Evergreen trees are covered with snow from a series of snowstorms that blanketed the central Sierra Nevada Mountains with deep snow from nearly 80 inches to 190 inches in El Dorado County. Photo taken December 30, 2021. Jonathan Wong / DWR

MONTHLY RESERVOIR REPORT for January 1, 2022

Written by Robert Shibatani

As we welcome in the New Year, our reservoir status has taken on a whole new appearance as this past month has generated record amounts of rain and snow.

During the month of December alone, precipitation totals have been impressive across the State.  At all precipitation measurement stations for major federal reservoirs, accumulated seasonal WY totals far exceed 100% of average for this date.  At Blue Canyon in the upper American River basin for example, cumulative precipitation is almost double the long-term average and already exceeds the totals for 1983 (the wettest year) as of this same date.  In December alone, precipitation at Folsom Reservoir exceeded 10 inches, at Shasta Reservoir, over 14 inches; Trinity Reservoir, 5.2 inches; New Melones, 8.5 inches, and even at Friant, monthly precipitation exceeded 4.5 inches.

The Northern Sierra Precipitation – 8 – Station Index stands at 30.2 inches as of January 1st.  This is slightly above 2016-17 WY (wettest on record) for this date.  For the San Joaquin Precipitation – 5 – Station Index, the current 20.2 inches is below 1982-83 WY, the wettest year accumulation as of this date, but still above 2016-17 WY, the second wettest WY on record for the San Joaquin.

Statewide, across 100 snow measurement stations, averaged SWE is 15.3 inches which is about 157% of normal for this date.  In the Central Sierra (which includes the Yuba River & Tahoe basin through to the Merced & Walker river basins), current SWE is 16.8 inches which already represents 58% of the April 1st average and 161% of normal for this date.

With such precipitation totals, reservoirs have responded accordingly.  As of a couple of days ago, total north CVP storage exceeded 3.7 million acre-feet (MAF), recovering to almost two-thirds of the 15-year average for this date.

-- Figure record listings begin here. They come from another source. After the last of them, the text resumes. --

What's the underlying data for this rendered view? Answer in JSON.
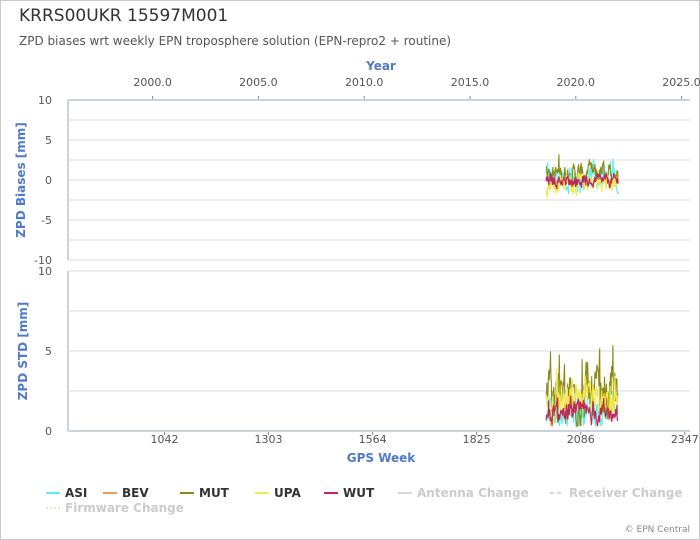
{
  "header": {
    "title": "KRRS00UKR 15597M001",
    "subtitle": "ZPD biases wrt weekly EPN troposphere solution (EPN-repro2 + routine)"
  },
  "footer": {
    "copyright": "© EPN Central"
  },
  "colors": {
    "ASI": "#5ff0f0",
    "BEV": "#f09a5a",
    "MUT": "#8a8a14",
    "UPA": "#f5e84a",
    "WUT": "#c0265c",
    "axis_label": "#4f79cc",
    "grid": "#dddddd"
  },
  "chart_data": [
    {
      "type": "line",
      "ylabel": "ZPD Biases [mm]",
      "ylim": [
        -10,
        10
      ],
      "yticks": [
        "10",
        "5",
        "0",
        "-5",
        "-10"
      ],
      "xlabel_top": "Year",
      "xlim_year": [
        1996.0,
        2025.4
      ],
      "xticks_top": [
        "2000.0",
        "2005.0",
        "2010.0",
        "2015.0",
        "2020.0",
        "2025.0"
      ],
      "grid": true,
      "series": [
        {
          "name": "ASI",
          "range": [
            2018.6,
            2022.0
          ],
          "center": 0.3,
          "amp": 1.4
        },
        {
          "name": "MUT",
          "range": [
            2018.6,
            2022.0
          ],
          "center": 0.8,
          "amp": 0.9
        },
        {
          "name": "UPA",
          "range": [
            2018.6,
            2022.0
          ],
          "center": -0.4,
          "amp": 0.9
        },
        {
          "name": "WUT",
          "range": [
            2018.6,
            2022.0
          ],
          "center": -0.1,
          "amp": 0.6
        }
      ]
    },
    {
      "type": "line",
      "ylabel": "ZPD STD [mm]",
      "ylim": [
        0,
        10
      ],
      "yticks": [
        "10",
        "5",
        "0"
      ],
      "xlabel": "GPS Week",
      "xlim_week": [
        800,
        2360
      ],
      "xticks": [
        "1042",
        "1303",
        "1564",
        "1825",
        "2086",
        "2347"
      ],
      "grid": true,
      "series": [
        {
          "name": "ASI",
          "range": [
            2018.6,
            2022.0
          ],
          "center": 1.2,
          "amp": 0.7
        },
        {
          "name": "MUT",
          "range": [
            2018.6,
            2022.0
          ],
          "center": 2.2,
          "amp": 1.3
        },
        {
          "name": "UPA",
          "range": [
            2018.6,
            2022.0
          ],
          "center": 1.6,
          "amp": 0.8
        },
        {
          "name": "WUT",
          "range": [
            2018.6,
            2022.0
          ],
          "center": 1.1,
          "amp": 0.5
        }
      ]
    }
  ],
  "legend": {
    "placement": "bottom",
    "items": [
      {
        "label": "ASI",
        "color": "#5ff0f0",
        "style": "solid",
        "muted": false
      },
      {
        "label": "BEV",
        "color": "#f09a5a",
        "style": "solid",
        "muted": false
      },
      {
        "label": "MUT",
        "color": "#8a8a14",
        "style": "solid",
        "muted": false
      },
      {
        "label": "UPA",
        "color": "#f5e84a",
        "style": "solid",
        "muted": false
      },
      {
        "label": "WUT",
        "color": "#c0265c",
        "style": "solid",
        "muted": false
      },
      {
        "label": "Antenna Change",
        "color": "#d8d8d8",
        "style": "solid",
        "muted": true
      },
      {
        "label": "Receiver Change",
        "color": "#d8d8d8",
        "style": "dashed",
        "muted": true
      },
      {
        "label": "Firmware Change",
        "color": "#e8e8c8",
        "style": "dotted",
        "muted": true
      }
    ]
  }
}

The good news is that reservoirs are refilling quickly and have done so to levels far above historic averages for this time of year.  Each of the three largest federal reservoirs, Shasta, Trinity and New Melones reservoirs have received accumulated inflows for this WY of 855,000, 135,000 and 153,000 AF, representing 100, 107, and 117% of their 15-year averages, respectively, for this date.  Folsom Reservoir, with current storage at 564,000 AF (or 150% of its 15-year average for this date) has received inflows exceeding 440,000 AF or 133% of its 15-year average.

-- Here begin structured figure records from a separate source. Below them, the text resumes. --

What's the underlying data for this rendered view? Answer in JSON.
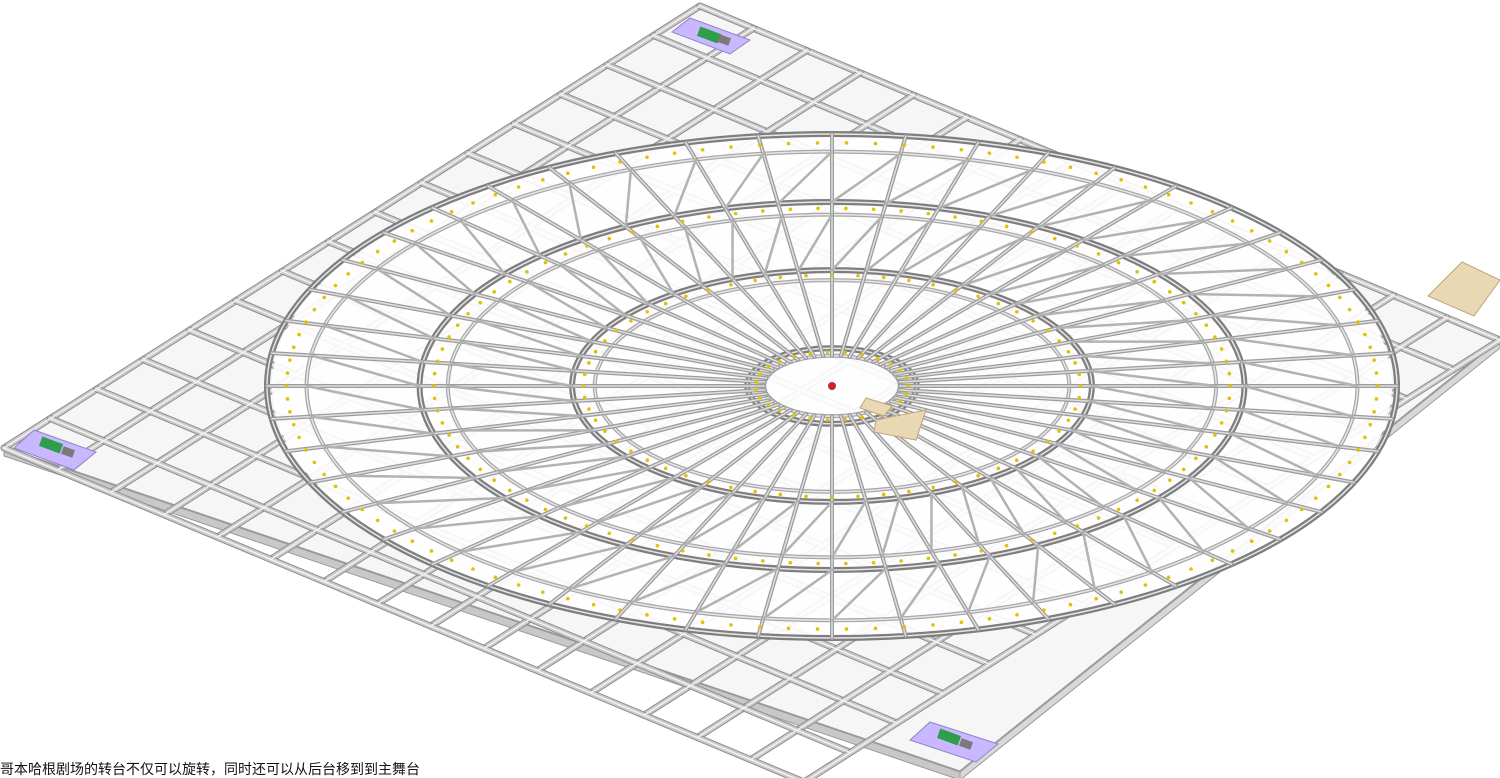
{
  "caption": "哥本哈根剧场的转台不仅可以旋转，同时还可以从后台移到到主舞台",
  "colors": {
    "background": "#ffffff",
    "beam": "#c9c9c9",
    "beam_shadow": "#8f8f8f",
    "beam_highlight": "#f2f2f2",
    "drive_unit_pad": "#c9b8ff",
    "drive_unit_motor": "#2f9e4b",
    "wood_panel": "#ead7b4",
    "bolt_marker": "#e0c200",
    "hub_marker": "#c62828"
  },
  "icons": {
    "stage_frame": "revolving-stage-frame-illustration",
    "drive_unit": "drive-unit-icon",
    "wood_panel": "wood-panel-icon"
  }
}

While this is good news for reservoir carryover, it raises a new challenge (some say dilemma) for reservoir operators.  Most reservoirs are undersized for the size and yield generating capability of their source areas (e.g., basin area yield to reservoir storage ratios are relatively high).  This means that flood control diagrams have notable “empty space” reservations (i.e., conservation pools) that must be maintained if proper flood protection is to be preserved.  Encroachment into this space is avoided through regulated “spills”.  While CVP and SWP reservoirs have avoided such spills so far this WY, those decisions are imminent in January as reservoirs continue to rapidly fill.